On guest I created VLAN 2 and when observing the bandwidth I found I got 5 Gbits/s instead of 1 Gbits/s.
Could anyone point me in right direction on how to configure the SR-IOV devices for QoS properly, or is it even supported in my Mellanox adapter?
I would like to have multiple VLANs with each VLAN having their own QoSs inside VM. It would be nice to configure everthing inside the guest instead of doing anything at host at all. But I am okay with setting VLAN to QoS mappings in Host and send traffic with VLAN tags from inside VM and get the traffic throttled according to host settings.
We are not using RoCE.
I tried both VST and VGT:
VGT: With VGT, the problem I am facing is inside VM, I created vlan devices using vconfig and send traffic and the rate limit I get is that of VLAN0 on host. So configuring VLAN inside VM is not working. So rate limit of VLAN0 on host is all I can get.
VST: With VST, creating more than one VF(with each VFs having their own VLAN/QoS set on host) as you said, but that would complicate our design a bit and we are trying to keep it as the last resort.
If I could use VGT with multiple VLANs inside VM and get rate control that would be the ultimate thing I’m looking for.
Note: Documentation(Mellanox_OFED_Linux_User_Manual_v2.2-1.0.1.pdf) says VGT is default behaviour.
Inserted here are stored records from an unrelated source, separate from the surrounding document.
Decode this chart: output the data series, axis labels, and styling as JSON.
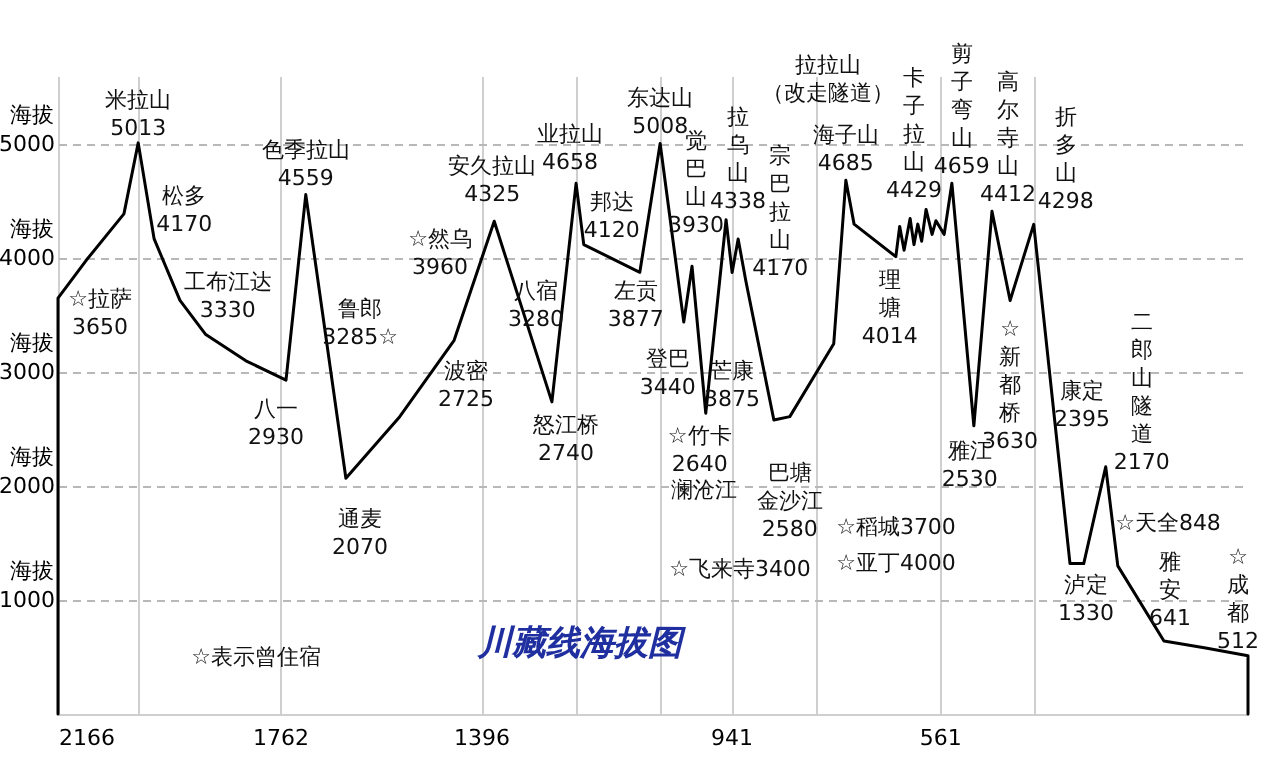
{
  "chart_data": {
    "type": "line",
    "title": "川藏线海拔图",
    "x": [
      2166,
      2166,
      2115,
      2046,
      2020,
      1991,
      1944,
      1897,
      1824,
      1751,
      1715,
      1642,
      1544,
      1445,
      1372,
      1267,
      1223,
      1209,
      1107,
      1070,
      1027,
      1012,
      987,
      950,
      939,
      928,
      914,
      863,
      834,
      754,
      732,
      717,
      641,
      634,
      626,
      615,
      608,
      601,
      594,
      586,
      575,
      568,
      553,
      539,
      499,
      466,
      433,
      390,
      324,
      299,
      259,
      237,
      153,
      77,
      0,
      0
    ],
    "series": [
      {
        "color": "#000000",
        "values": [
          0,
          3650,
          3980,
          4390,
          5013,
          4170,
          3630,
          3330,
          3100,
          2930,
          4559,
          2070,
          2610,
          3280,
          4325,
          2740,
          4658,
          4120,
          3877,
          5008,
          3440,
          3930,
          2640,
          4338,
          3875,
          4170,
          3800,
          2580,
          2610,
          3250,
          4685,
          4300,
          4014,
          4280,
          4070,
          4350,
          4120,
          4300,
          4150,
          4429,
          4210,
          4330,
          4210,
          4659,
          2530,
          4412,
          3630,
          4298,
          1320,
          1320,
          2170,
          1300,
          641,
          580,
          512,
          0
        ]
      }
    ],
    "xlim": [
      2166,
      0
    ],
    "xticks": [
      2166,
      {
        "value": 2020,
        "label": null
      },
      1762,
      1396,
      {
        "value": 1223,
        "label": null
      },
      {
        "value": 1070,
        "label": null
      },
      941,
      {
        "value": 786,
        "label": null
      },
      561,
      {
        "value": 390,
        "label": null
      }
    ],
    "ylim": [
      0,
      5600
    ],
    "yticks": [
      1000,
      2000,
      3000,
      4000,
      5000
    ],
    "ylabel": "海拔",
    "grid": true,
    "marker": "none",
    "line_style": "solid",
    "annotations": [
      {
        "text": "米拉山\n5013",
        "x": 2020,
        "y": 5013
      },
      {
        "text": "松多\n4170",
        "x": 1991,
        "y": 4170
      },
      {
        "text": "工布江达\n3330",
        "x": 1897,
        "y": 3330
      },
      {
        "text": "☆拉萨\n3650",
        "x": 2166,
        "y": 3650
      },
      {
        "text": "八一\n2930",
        "x": 1751,
        "y": 2930
      },
      {
        "text": "色季拉山\n4559",
        "x": 1715,
        "y": 4559
      },
      "鲁郎\n3285☆",
      {
        "text": "通麦\n2070",
        "x": 1642,
        "y": 2070
      },
      "☆然乌\n3960",
      "波密\n2725",
      {
        "text": "安久拉山\n4325",
        "x": 1372,
        "y": 4325
      },
      "八宿\n3280",
      {
        "text": "怒江桥\n2740",
        "x": 1267,
        "y": 2740
      },
      {
        "text": "业拉山\n4658",
        "x": 1223,
        "y": 4658
      },
      {
        "text": "邦达\n4120",
        "x": 1209,
        "y": 4120
      },
      {
        "text": "左贡\n3877",
        "x": 1107,
        "y": 3877
      },
      {
        "text": "东达山\n5008",
        "x": 1070,
        "y": 5008
      },
      {
        "text": "觉巴山\n3930",
        "x": 1012,
        "y": 3930
      },
      {
        "text": "登巴\n3440",
        "x": 1027,
        "y": 3440
      },
      {
        "text": "☆竹卡\n2640",
        "x": 987,
        "y": 2640
      },
      {
        "text": "澜沧江",
        "x": 987,
        "y": 2640
      },
      {
        "text": "拉乌山\n4338",
        "x": 950,
        "y": 4338
      },
      {
        "text": "宗巴拉山\n4170",
        "x": 928,
        "y": 4170
      },
      "芒康\n3875",
      {
        "text": "巴塘金沙江\n2580",
        "x": 863,
        "y": 2580
      },
      {
        "text": "海子山\n4685",
        "x": 732,
        "y": 4685
      },
      {
        "text": "理塘\n4014",
        "x": 641,
        "y": 4014
      },
      {
        "text": "卡子拉山\n4429",
        "x": 586,
        "y": 4429
      },
      {
        "text": "剪子弯山\n4659",
        "x": 539,
        "y": 4659
      },
      {
        "text": "高尔寺山\n4412",
        "x": 466,
        "y": 4412
      },
      {
        "text": "雅江\n2530",
        "x": 499,
        "y": 2530
      },
      {
        "text": "☆新都桥\n3630",
        "x": 433,
        "y": 3630
      },
      {
        "text": "折多山\n4298",
        "x": 390,
        "y": 4298
      },
      "康定\n2395",
      {
        "text": "泸定\n1330",
        "x": 313,
        "y": 1330
      },
      {
        "text": "二郎山隧道\n2170",
        "x": 259,
        "y": 2170
      },
      {
        "text": "雅安\n641",
        "x": 153,
        "y": 641
      },
      {
        "text": "☆成都\n512",
        "x": 0,
        "y": 512
      },
      "☆表示曾住宿",
      "☆飞来寺3400",
      "☆稻城3700",
      "☆亚丁4000",
      "☆天全848",
      "拉拉山（改走隧道）"
    ]
  }
}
Thanks ophirmaor, setting the egress_map(mapping sk_prio → user_prio) inside the guest did the trick.
To add to knowledge base(although stated partly in documentation):
We don’t use vconfig, what I got to work was set the socket priority option and map that priority(sk_prio) to a user priority(user_prio) using tc/tc_wrap.py inside the guest and mapped those user priority to hardware priority(traffic class) and control the rate.